Things you can do....

Use good quality media - It's surprising what an adverse affect cheap media can have on your playback ability. Most reliable media (DVD-R)& cost effective I have used are Apple (Also good are Mitsui,Pioneer & TDK)

Change of bitrate - The maximum bitrate for DVD is 9.8Mbs, now with the error correction going on if you are approaching higher limits (& you say that high action results in freeze & high action in VBR encoded file = high bitrate) then there is a greater chance that if player is having trouble reading file you are going to swamp it's error correction & it will freeze or jump.

You can check out suitability of various media formats with players at www.vcdhelp.com
PeterMac wrote on 7/15/2002, 2:52 PM
Thank you.

Alas, I am all too fully aware of everything that you have kindly taken the trouble to set out.

What I was really looking for was similar experiences for correlation purposes, although I would value your opinion on what happens when you *have* eliminated media and [notional] bitrates.

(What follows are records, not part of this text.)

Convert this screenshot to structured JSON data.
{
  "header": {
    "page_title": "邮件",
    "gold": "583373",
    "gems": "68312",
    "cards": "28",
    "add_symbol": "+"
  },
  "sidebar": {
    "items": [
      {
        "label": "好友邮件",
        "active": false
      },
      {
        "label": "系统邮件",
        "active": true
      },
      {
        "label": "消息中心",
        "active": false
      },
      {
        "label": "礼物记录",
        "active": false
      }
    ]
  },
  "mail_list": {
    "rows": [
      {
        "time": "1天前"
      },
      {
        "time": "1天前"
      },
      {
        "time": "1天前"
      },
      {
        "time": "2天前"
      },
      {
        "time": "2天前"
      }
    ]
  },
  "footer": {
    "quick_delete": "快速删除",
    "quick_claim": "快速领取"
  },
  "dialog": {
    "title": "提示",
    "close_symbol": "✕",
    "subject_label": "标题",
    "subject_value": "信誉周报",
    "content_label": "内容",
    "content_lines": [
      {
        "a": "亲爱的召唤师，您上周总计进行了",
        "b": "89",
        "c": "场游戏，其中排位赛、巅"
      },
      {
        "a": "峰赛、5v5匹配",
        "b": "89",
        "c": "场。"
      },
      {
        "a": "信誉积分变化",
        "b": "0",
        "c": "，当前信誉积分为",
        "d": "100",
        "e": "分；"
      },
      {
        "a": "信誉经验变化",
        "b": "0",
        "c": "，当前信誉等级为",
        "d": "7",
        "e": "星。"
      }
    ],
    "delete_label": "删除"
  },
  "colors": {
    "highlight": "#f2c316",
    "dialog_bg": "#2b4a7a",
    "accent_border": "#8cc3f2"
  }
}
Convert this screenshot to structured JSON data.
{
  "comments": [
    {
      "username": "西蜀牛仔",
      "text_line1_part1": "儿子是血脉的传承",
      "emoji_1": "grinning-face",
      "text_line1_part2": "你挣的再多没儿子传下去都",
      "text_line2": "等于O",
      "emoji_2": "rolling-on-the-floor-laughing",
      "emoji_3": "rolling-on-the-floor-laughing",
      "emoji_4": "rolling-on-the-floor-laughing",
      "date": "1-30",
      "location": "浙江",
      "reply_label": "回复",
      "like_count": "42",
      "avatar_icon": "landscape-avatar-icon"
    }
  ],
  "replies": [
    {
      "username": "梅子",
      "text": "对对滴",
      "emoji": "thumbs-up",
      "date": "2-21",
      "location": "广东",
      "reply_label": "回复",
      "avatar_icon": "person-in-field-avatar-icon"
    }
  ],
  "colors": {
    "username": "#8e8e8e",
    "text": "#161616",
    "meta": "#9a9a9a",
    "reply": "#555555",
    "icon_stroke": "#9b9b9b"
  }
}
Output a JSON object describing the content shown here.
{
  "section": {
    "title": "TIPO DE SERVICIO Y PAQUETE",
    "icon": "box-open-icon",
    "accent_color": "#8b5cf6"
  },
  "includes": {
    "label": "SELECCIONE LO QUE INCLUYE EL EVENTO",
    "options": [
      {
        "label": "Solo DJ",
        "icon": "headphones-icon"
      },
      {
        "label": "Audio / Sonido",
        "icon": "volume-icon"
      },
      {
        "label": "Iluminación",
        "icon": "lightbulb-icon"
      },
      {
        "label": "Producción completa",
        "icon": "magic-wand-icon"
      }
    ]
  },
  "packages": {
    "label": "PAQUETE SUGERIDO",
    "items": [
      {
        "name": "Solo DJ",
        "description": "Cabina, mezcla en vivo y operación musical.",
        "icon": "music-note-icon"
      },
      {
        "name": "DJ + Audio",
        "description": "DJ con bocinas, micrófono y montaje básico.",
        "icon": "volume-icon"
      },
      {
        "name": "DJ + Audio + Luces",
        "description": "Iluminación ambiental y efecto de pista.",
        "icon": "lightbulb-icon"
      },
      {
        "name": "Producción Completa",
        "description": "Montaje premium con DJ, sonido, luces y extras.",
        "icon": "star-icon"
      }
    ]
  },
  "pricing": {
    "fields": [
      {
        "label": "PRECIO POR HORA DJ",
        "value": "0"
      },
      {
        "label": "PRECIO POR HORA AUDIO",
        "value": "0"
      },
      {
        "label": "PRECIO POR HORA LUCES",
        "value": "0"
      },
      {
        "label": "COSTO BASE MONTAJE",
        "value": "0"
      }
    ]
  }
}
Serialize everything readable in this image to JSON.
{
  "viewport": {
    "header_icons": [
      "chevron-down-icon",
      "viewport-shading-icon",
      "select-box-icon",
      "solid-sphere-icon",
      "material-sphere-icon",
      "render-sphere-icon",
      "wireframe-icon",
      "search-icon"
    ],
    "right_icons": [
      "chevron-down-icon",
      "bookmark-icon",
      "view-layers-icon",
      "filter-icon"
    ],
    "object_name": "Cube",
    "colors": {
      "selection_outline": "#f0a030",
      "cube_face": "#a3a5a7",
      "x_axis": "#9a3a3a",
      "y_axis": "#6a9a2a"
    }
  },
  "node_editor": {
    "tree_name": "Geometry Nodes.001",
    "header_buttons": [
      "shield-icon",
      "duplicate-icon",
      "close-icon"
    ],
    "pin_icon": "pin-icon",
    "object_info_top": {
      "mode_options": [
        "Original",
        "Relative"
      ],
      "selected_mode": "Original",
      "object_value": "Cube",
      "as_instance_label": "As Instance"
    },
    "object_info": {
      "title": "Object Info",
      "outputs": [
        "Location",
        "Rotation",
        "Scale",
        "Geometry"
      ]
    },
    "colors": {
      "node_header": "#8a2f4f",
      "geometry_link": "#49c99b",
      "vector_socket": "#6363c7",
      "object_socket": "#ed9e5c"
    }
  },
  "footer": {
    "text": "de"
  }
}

Are you suggesting, for instance, that an encoder might ignore its parameters if it meets a series of rapidly changing scenes that cannot adequately be dealt with using the set bitrate(s)? It seems to me that, even if this were true (and it shouldn't be!), the bitrates would be capped at a rate within the DVD/MPEG2 standard.
If that were not the case, you would have an encoder that generated output that would indeed skip - at least on hardware sensitive to that sort of thing.

-Pete
vonhosen wrote on 7/15/2002, 3:36 PM
>>Are you suggesting, for instance, that an encoder might ignore its parameters if it meets a series of rapidly changing scenes that cannot adequately be dealt with using the set bitrate(s)? It seems to me that, even if this were true (and it shouldn't be!), the bitrates would be capped at a rate within the DVD/MPEG2 standard.<<

No I wasn't suggesting that. The encoder will pretty much stay within the parameters you set. I was merely saying that if you are experiencing freezing with high motion, that re-encoding with slightly less agressive settings in the encoder may assist error correction within the player and not result in it being swamped & freezing. To be honest the quality of the media is usually the first place to look with this, it's false economy to go with cheap discs.

Having read your original question a 2nd time I can see your slant on perhaps setting a database of problems up.